Local officials said relief supplies were merely 400 grams (14 ounces) of rice each day to each adult.

"The government should provide at least some salt and pulses, otherwise how can you expect people to eat just rice and nothing else?" Saikia asked.

"And the government had failed to take note of the fact that most of the people fled their homes without carrying utensils. Now where do they cook even if they got some rice as government relief?" he said.

Officials said floods would only grow worse in Assam, where at least 19 of 24 districts have been struck by floods and more than one million have been left homeless. The floods have forced an estimated 200,000 from their homes in the eastern Indian state of Bihar as well as affecting thousands more in other parts of northeastern India and Bangladesh, local authorities said.

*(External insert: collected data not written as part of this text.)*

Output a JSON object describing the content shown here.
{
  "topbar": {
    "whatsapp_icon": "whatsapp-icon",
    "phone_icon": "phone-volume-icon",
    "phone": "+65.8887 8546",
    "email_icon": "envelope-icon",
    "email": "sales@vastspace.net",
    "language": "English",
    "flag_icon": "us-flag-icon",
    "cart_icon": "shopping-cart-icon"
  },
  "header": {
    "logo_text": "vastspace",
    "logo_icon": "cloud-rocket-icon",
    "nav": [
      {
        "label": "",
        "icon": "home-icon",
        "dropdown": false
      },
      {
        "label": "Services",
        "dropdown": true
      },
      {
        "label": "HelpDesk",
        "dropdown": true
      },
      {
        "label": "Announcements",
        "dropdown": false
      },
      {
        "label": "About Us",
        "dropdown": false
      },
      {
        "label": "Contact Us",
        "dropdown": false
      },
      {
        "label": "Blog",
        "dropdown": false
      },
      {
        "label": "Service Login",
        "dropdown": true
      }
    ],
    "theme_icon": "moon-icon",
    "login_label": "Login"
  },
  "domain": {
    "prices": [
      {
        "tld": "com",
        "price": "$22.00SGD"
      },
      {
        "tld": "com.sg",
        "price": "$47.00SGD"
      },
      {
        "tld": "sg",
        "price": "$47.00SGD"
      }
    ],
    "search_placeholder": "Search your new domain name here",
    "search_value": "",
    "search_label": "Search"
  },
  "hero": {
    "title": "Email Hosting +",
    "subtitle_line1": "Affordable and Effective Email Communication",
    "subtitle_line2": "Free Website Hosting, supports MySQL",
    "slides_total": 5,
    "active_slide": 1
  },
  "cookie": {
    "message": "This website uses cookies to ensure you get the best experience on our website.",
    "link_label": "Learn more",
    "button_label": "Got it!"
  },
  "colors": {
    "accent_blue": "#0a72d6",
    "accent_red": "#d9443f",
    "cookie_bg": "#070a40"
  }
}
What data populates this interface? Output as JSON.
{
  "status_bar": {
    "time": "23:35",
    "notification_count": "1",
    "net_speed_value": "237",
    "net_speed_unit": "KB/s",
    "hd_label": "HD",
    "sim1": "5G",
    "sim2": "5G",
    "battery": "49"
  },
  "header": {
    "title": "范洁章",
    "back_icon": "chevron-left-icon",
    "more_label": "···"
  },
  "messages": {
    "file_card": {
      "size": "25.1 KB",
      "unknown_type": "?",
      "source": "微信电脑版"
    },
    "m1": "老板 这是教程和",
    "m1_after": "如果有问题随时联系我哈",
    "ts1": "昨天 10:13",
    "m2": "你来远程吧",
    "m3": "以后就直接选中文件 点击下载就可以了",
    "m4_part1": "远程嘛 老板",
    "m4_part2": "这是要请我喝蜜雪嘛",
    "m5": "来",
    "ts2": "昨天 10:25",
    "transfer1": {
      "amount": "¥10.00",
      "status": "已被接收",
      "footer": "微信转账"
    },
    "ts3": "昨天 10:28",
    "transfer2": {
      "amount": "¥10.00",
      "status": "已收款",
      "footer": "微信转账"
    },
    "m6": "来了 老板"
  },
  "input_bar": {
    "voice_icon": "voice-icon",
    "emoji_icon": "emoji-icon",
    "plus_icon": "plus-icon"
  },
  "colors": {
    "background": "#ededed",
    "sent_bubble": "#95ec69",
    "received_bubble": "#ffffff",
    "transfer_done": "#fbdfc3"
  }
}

"The situation continues to be critical with heavy rains lashing the region. We expect more devastation in the next couple of days," Assam's Revenue Minister Mithias Tudu told AFP.

Similar forecasts were made in Bangladesh, where the heaviest rains are still to come.

According to a Bangladeshi government meteorological forecast, rain will be at least 20 percent heavier in July than normal for the month, with two areas of low pressure over the Bay of Bengal flooding more of the country.

Bangladesh's four-month full monsoon, when the average monthly rainfall varies from 1,194 to 3,454 millimetres (48 to 138 inches), starts this month.

In 1988, three months of sustained flooding left several hundred people dead and caused millions of dollars in damage, prompting a global call to help Bangladesh develop a long-term flood-protection system.

But in 1998 Bangladesh was again ravaged, this time by the worst flood in a century, leaving millions homeless and causing massive damage.